Caching will be useful if subgoals are repeated often enough
during proofs.
In experiments on solving queries using a backward chainer on
Horn theories, caching appears to be very helpful on average.
When trying to extend this success to first-order theories,
however, intuition suggests that subgoal caches are no longer
useful. The cause is that complete first-order backward
chaining requires goal-goal resolutions in addition to
resolutions with the database, and this introduces a
context-sensitivity into the proofs for a subgoal. A cache is
only feasible if the solutions are independent of context, so
that they may be copied from one part of the space to
another.
It is shown here that a full exploration of a subgoal in one
context actually provides complete information about the
solutions to the same subgoal in all other contexts of the
proof. In a straightforward way, individual solutions from
one context may be copied over directly. More importantly,
non-Horn failure caching is also feasible, so no additional
solutions in the new context (that might affect the query)
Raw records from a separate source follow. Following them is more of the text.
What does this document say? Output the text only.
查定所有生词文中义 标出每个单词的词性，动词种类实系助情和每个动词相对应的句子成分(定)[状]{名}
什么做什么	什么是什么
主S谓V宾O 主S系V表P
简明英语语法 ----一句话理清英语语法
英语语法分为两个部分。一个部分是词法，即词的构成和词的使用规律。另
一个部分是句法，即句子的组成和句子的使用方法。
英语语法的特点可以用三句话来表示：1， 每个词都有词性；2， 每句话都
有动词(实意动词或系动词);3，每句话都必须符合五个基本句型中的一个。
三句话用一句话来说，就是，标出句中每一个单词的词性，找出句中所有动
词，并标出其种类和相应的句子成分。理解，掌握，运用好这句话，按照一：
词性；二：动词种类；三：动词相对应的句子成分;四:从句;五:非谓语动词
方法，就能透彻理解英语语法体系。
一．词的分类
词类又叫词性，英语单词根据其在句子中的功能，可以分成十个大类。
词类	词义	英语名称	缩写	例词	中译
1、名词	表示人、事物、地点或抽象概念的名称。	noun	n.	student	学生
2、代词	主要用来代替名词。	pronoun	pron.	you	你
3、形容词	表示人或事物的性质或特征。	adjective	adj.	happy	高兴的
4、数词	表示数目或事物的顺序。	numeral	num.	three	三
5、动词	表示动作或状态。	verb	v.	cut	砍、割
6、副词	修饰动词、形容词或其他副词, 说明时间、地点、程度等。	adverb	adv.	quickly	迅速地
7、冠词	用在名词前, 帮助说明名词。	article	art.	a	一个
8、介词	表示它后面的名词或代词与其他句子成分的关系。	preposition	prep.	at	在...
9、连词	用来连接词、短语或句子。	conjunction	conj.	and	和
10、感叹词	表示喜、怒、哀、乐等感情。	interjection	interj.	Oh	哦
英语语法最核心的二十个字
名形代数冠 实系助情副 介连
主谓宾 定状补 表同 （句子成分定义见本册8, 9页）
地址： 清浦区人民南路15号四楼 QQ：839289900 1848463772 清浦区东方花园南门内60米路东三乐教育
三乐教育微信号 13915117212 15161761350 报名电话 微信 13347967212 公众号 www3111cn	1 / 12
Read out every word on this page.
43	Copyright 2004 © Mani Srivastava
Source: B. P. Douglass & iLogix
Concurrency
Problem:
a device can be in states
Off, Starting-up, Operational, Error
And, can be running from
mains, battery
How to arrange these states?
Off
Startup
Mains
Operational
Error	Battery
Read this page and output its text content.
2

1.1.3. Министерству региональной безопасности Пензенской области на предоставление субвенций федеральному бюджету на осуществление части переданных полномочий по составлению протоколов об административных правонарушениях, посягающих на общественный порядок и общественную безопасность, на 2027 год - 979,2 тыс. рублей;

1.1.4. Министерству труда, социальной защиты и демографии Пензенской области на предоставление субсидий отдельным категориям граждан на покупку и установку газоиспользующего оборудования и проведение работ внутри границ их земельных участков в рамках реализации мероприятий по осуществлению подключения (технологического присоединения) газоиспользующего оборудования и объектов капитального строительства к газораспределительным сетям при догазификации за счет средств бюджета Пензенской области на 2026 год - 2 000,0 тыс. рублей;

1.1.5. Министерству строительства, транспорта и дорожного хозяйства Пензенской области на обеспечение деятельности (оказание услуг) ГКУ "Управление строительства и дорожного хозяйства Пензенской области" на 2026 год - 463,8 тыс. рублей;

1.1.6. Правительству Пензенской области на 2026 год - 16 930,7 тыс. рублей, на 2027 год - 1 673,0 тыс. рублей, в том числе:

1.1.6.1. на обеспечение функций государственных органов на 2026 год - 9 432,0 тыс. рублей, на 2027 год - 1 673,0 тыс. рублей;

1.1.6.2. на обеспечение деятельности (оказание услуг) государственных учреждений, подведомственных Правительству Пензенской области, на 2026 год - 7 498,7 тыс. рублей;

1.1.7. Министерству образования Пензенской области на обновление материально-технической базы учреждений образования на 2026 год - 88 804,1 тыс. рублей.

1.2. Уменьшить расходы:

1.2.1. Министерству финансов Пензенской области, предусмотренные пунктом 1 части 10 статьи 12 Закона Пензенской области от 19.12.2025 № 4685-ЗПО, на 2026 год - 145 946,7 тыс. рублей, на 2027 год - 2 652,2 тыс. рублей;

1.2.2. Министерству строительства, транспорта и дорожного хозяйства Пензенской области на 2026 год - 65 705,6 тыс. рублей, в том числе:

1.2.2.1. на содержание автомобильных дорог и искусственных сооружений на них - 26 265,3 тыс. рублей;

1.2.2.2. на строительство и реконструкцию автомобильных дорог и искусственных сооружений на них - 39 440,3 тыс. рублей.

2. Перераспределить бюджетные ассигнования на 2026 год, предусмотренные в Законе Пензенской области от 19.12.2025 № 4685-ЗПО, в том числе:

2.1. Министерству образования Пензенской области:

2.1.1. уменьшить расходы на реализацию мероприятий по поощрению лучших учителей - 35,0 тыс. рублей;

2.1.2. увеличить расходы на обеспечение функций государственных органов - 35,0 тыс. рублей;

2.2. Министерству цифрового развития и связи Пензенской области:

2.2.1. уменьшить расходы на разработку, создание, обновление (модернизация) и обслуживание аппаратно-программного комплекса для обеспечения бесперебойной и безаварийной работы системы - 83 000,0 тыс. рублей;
are possible and therefore there is no need to re-explore the
space in the new context. Thus most Horn clause caching
schemes may be used with minimal changes in a non-Horn
setting.
In addition, a new Horn clause caching scheme is proposed:
postponement caching. This new scheme involves exploring the
inference space as a graph instead of as a tree, so that a
given literal will only occur once in the proof space.
Despite the previous extension of failure caching to non-Horn
theories, postponement caching is incomplete in the non-Horn
case. A counterexample is presented, and possible
enhancements to reclaim completeness are investigated.